Classical Fieldprobing

Classical fieldprobing, VSWR method, is the sampling of the field distribution in the quiet zone often parallel to the propagating direction of the plane wave. From the measurement the chamber reflectivity can be calculated which is a basic quality parameter for the chamber performance. However for an intuitive look on the chamber performance using a transversal measurement of the quiet zone is often more explanative. For the measurement of the quiet zone performance of the CATR measurement chamber at the institute, which has a diameter of 1.2 meter, a fieldprobing setup has been built with a maximum displacement of 1.4 meters, covering the entire quiet zone. Fig. 1 shows on the left-hand side the fieldprobing setup mounted vertically on top of the standard roll-over-azimuth AUT tower looking from the direction of the CATR reflector. On the right-hand side the feed setup can be seen.

 

Fig. 2 shows the cross-polarization level compared to the co-polarization. A common cause for measurement errors in CATR setups using a single reflector is the high cross-polarization level. The cross-polarization level sets the minimum cross-polarization level that can be measured of an AUT. Fig. 3, 4 and 5 show the amplitude taper, ripple and phase ripple of the quiet zone at 10 GHz. As can be seen the amplitude of the ripple in the CATR of the institute is small and can be challenging to measure accurately. These measurements where conducted using the field-probing setup developed at the institute

 

It is quite common in chamber evaluation to not only measure the field distribution in the quiet zone transversal to the direction of the plane wave propagation, however also for a number of additional azimuthal rotations.
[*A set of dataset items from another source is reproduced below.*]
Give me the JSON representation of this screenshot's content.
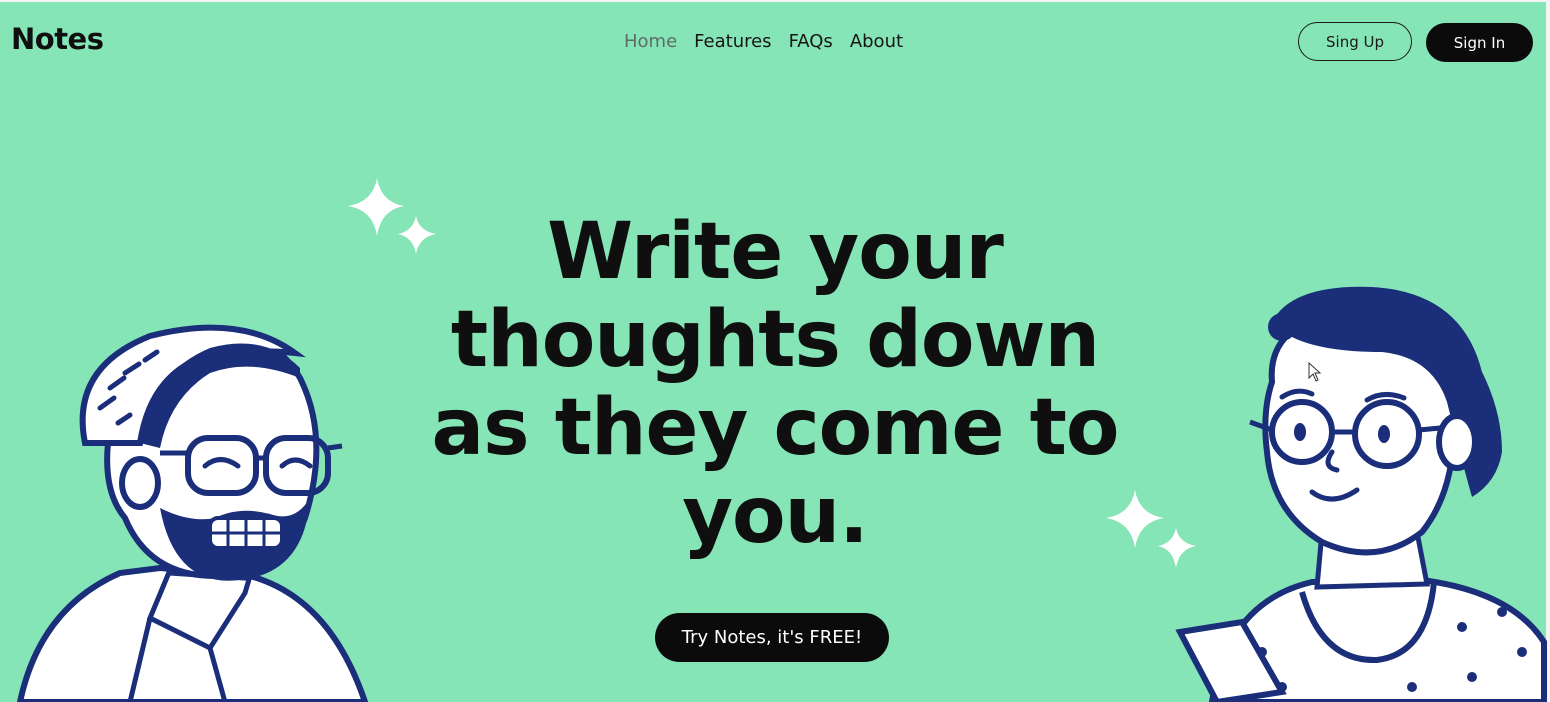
{
  "brand": {
    "name": "Notes"
  },
  "nav": {
    "items": [
      {
        "label": "Home",
        "active": true
      },
      {
        "label": "Features",
        "active": false
      },
      {
        "label": "FAQs",
        "active": false
      },
      {
        "label": "About",
        "active": false
      }
    ]
  },
  "auth": {
    "signup_label": "Sing Up",
    "signin_label": "Sign In"
  },
  "hero": {
    "headline_lines": [
      "Write your",
      "thoughts down",
      "as they come to",
      "you."
    ],
    "cta_label": "Try Notes, it's FREE!"
  },
  "icons": {
    "sparkles": "sparkle-icon",
    "cursor": "mouse-pointer-icon"
  },
  "colors": {
    "background": "#86e5b7",
    "text": "#0f0f0f",
    "button_dark": "#0b0b0b",
    "illustration_blue": "#1a2e7a",
    "sparkle": "#ffffff"
  }
}
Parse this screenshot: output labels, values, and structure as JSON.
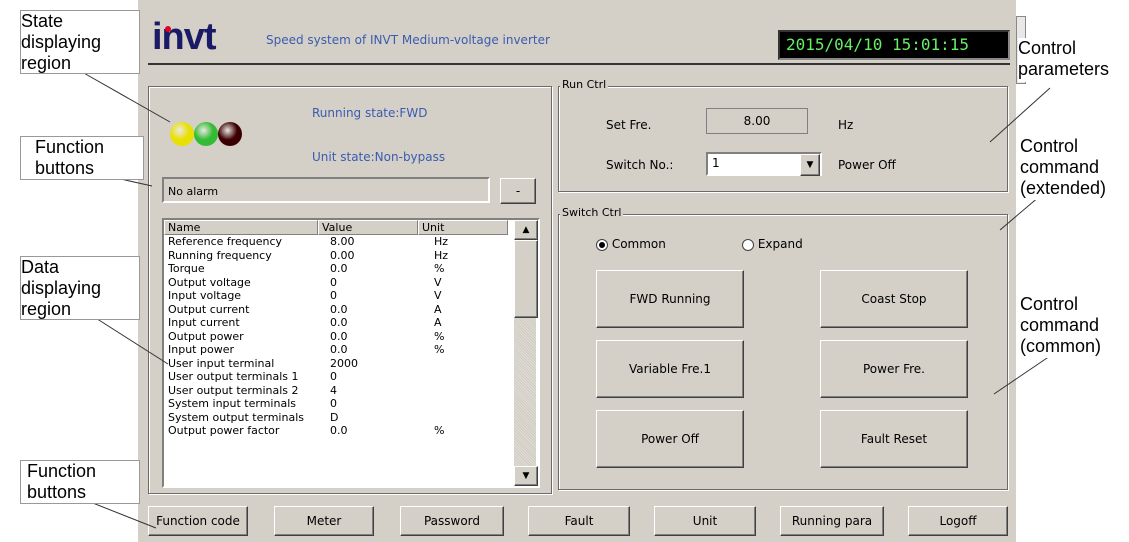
{
  "header": {
    "logo_text": "invt",
    "title": "Speed system of INVT Medium-voltage inverter",
    "datetime": "2015/04/10 15:01:15"
  },
  "state": {
    "running_state": "Running state:FWD",
    "unit_state": "Unit state:Non-bypass",
    "lamps": [
      "#e8e000",
      "#33bb33",
      "#3a0000"
    ],
    "alarm": "No alarm",
    "alarm_button": "-"
  },
  "table": {
    "columns": [
      "Name",
      "Value",
      "Unit"
    ],
    "rows": [
      [
        "Reference frequency",
        "8.00",
        "Hz"
      ],
      [
        "Running frequency",
        "0.00",
        "Hz"
      ],
      [
        "Torque",
        "0.0",
        "%"
      ],
      [
        "Output voltage",
        "0",
        "V"
      ],
      [
        "Input voltage",
        "0",
        "V"
      ],
      [
        "Output current",
        "0.0",
        "A"
      ],
      [
        "Input current",
        "0.0",
        "A"
      ],
      [
        "Output power",
        "0.0",
        "%"
      ],
      [
        "Input power",
        "0.0",
        "%"
      ],
      [
        "User input terminal",
        "2000",
        ""
      ],
      [
        "User output terminals 1",
        "0",
        ""
      ],
      [
        "User output terminals 2",
        "4",
        ""
      ],
      [
        "System input terminals",
        "0",
        ""
      ],
      [
        "System output terminals",
        "D",
        ""
      ],
      [
        "Output power factor",
        "0.0",
        "%"
      ]
    ]
  },
  "run_ctrl": {
    "title": "Run Ctrl",
    "set_fre_label": "Set Fre.",
    "set_fre_value": "8.00",
    "set_fre_unit": "Hz",
    "switch_label": "Switch No.:",
    "switch_value": "1",
    "switch_status": "Power Off"
  },
  "switch_ctrl": {
    "title": "Switch Ctrl",
    "radio_common": "Common",
    "radio_expand": "Expand",
    "buttons": [
      "FWD Running",
      "Coast Stop",
      "Variable Fre.1",
      "Power Fre.",
      "Power Off",
      "Fault Reset"
    ]
  },
  "bottom_buttons": [
    "Function code",
    "Meter",
    "Password",
    "Fault",
    "Unit",
    "Running para",
    "Logoff"
  ],
  "annotations": {
    "state": [
      "State",
      "displaying",
      "region"
    ],
    "function_top": [
      "Function",
      "buttons"
    ],
    "data": [
      "Data",
      "displaying",
      "region"
    ],
    "function_bottom": [
      "Function",
      "buttons"
    ],
    "control_params": [
      "Control",
      "parameters"
    ],
    "control_extended": [
      "Control",
      "command",
      "(extended)"
    ],
    "control_common": [
      "Control",
      "command",
      "(common)"
    ]
  }
}
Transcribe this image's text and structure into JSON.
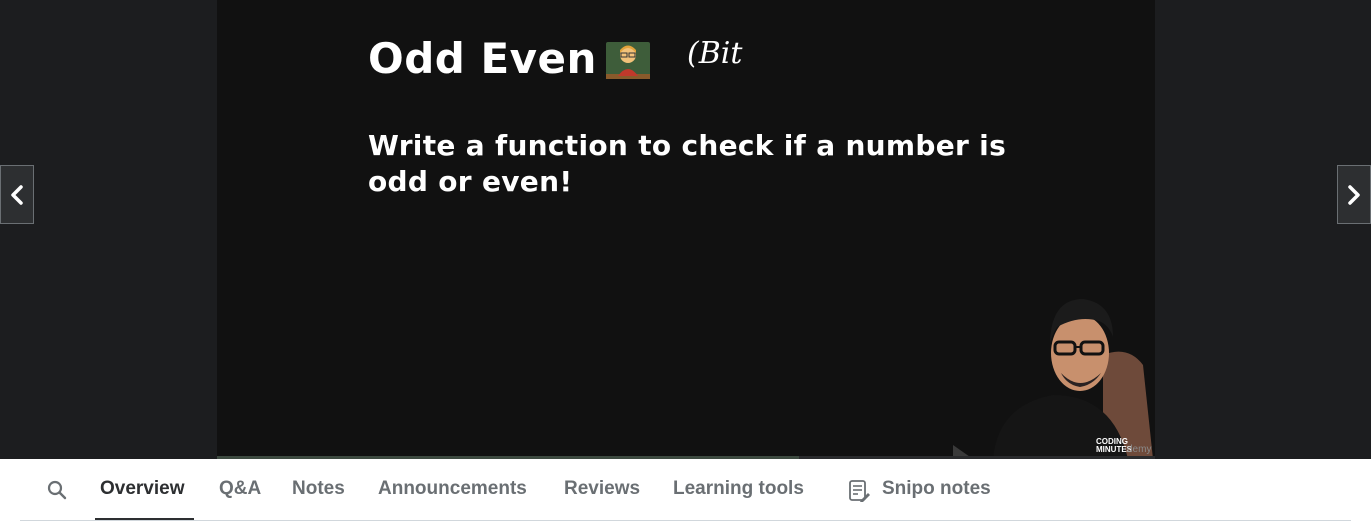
{
  "slide": {
    "title": "Odd Even",
    "handwritten_note": "(Bit",
    "question": "Write a function to check if a number is odd or even!",
    "title_emoji": "teacher-emoji"
  },
  "presenter": {
    "shirt_logo_line1": "CODING",
    "shirt_logo_line2": "MINUTES",
    "watermark": "demy"
  },
  "video": {
    "progress_fraction": 0.62
  },
  "navigation": {
    "prev_icon": "chevron-left-icon",
    "next_icon": "chevron-right-icon"
  },
  "tabs": {
    "search_icon": "search-icon",
    "items": [
      {
        "label": "Overview",
        "active": true
      },
      {
        "label": "Q&A",
        "active": false
      },
      {
        "label": "Notes",
        "active": false
      },
      {
        "label": "Announcements",
        "active": false
      },
      {
        "label": "Reviews",
        "active": false
      },
      {
        "label": "Learning tools",
        "active": false
      },
      {
        "label": "Snipo notes",
        "active": false,
        "icon": "notes-icon"
      }
    ]
  },
  "colors": {
    "background": "#1c1d1f",
    "slide": "#111111",
    "tab_active": "#2d2f31",
    "tab_inactive": "#6a6f73"
  }
}
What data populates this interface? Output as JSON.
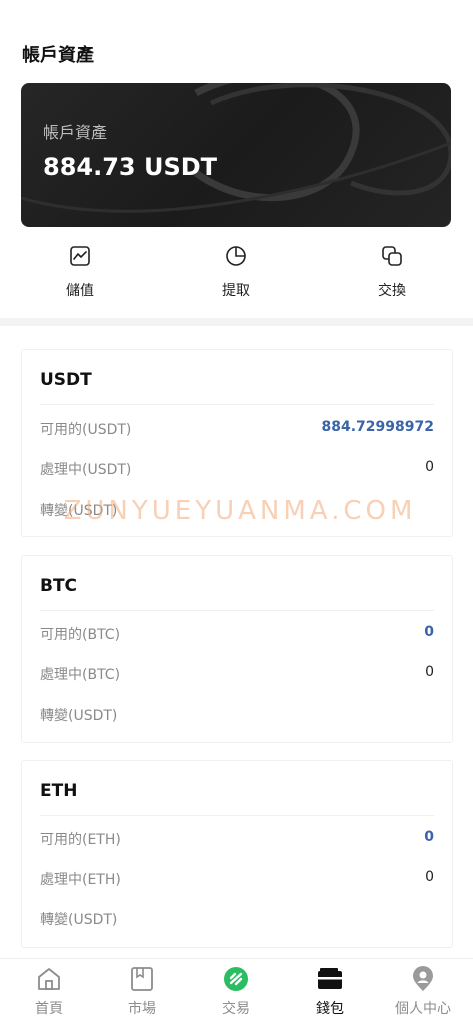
{
  "header": {
    "title": "帳戶資產"
  },
  "asset_card": {
    "label": "帳戶資產",
    "value": "884.73 USDT"
  },
  "actions": [
    {
      "label": "儲值",
      "icon": "chart-line-icon"
    },
    {
      "label": "提取",
      "icon": "pie-chart-icon"
    },
    {
      "label": "交換",
      "icon": "exchange-icon"
    }
  ],
  "coins": [
    {
      "name": "USDT",
      "rows": [
        {
          "label": "可用的(USDT)",
          "value": "884.72998972"
        },
        {
          "label": "處理中(USDT)",
          "value": "0"
        },
        {
          "label": "轉變(USDT)",
          "value": ""
        }
      ]
    },
    {
      "name": "BTC",
      "rows": [
        {
          "label": "可用的(BTC)",
          "value": "0"
        },
        {
          "label": "處理中(BTC)",
          "value": "0"
        },
        {
          "label": "轉變(USDT)",
          "value": ""
        }
      ]
    },
    {
      "name": "ETH",
      "rows": [
        {
          "label": "可用的(ETH)",
          "value": "0"
        },
        {
          "label": "處理中(ETH)",
          "value": "0"
        },
        {
          "label": "轉變(USDT)",
          "value": ""
        }
      ]
    }
  ],
  "watermark": "ZUNYUEYUANMA.COM",
  "tabbar": [
    {
      "label": "首頁",
      "icon": "home-icon"
    },
    {
      "label": "市場",
      "icon": "bookmark-icon"
    },
    {
      "label": "交易",
      "icon": "trade-icon"
    },
    {
      "label": "錢包",
      "icon": "wallet-icon",
      "active": true
    },
    {
      "label": "個人中心",
      "icon": "user-location-icon"
    }
  ],
  "colors": {
    "accent_blue": "#3a63a8",
    "trade_green": "#2bbd62",
    "card_dark": "#1f1f1f"
  }
}
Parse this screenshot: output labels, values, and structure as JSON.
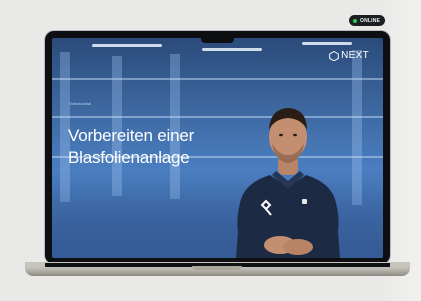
{
  "status_badge": {
    "label": "ONLINE",
    "dot_color": "#27d04a"
  },
  "brand": {
    "name": "NEXT",
    "icon": "hexagon-logo-icon"
  },
  "video": {
    "kicker": "Videotutorial",
    "title_line1": "Vorbereiten einer",
    "title_line2": "Blasfolienanlage"
  },
  "presenter": {
    "shirt_logo_icon": "r-logo-icon"
  }
}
This leads to the main pitfall of field-probing measurements, namely time consumption. Furthermore using a standard setup only single 1D cuts through the quiet zone can be measured, so further spatial information, as direction of arrival is only limited available. Lastly for low frequency bands the wall reflection can often no longer be regarded as being plane waves entering the quit zone, which deteriorates the later direction of arrival estimation.

 

At the institute for measurements transversal to the direction of the plane wave an APC-axis is available as a second measurement axis. The APC-axis is a linear slide mounted under the azimuth-axis. Therefore for this direction it is possible to measure 2D scans of the quiet zone. Fig. 6 shows such a 2D scan.

Using 2D scans of the quiet zone direction of arrival can be estimated using Multiple Signal Classification (MuSiC). Fig. 7 shows the result of the MuSiC algorithm. The output of the MuSiC algorithm in itself can only be used as a direction of arrival estimation. The signal strength in Fig. 7 only depicts the statistic independence of the signal to the background noise. In order to gain further information about the actual signal levels, as a second step signal matching and evaluation must be applied.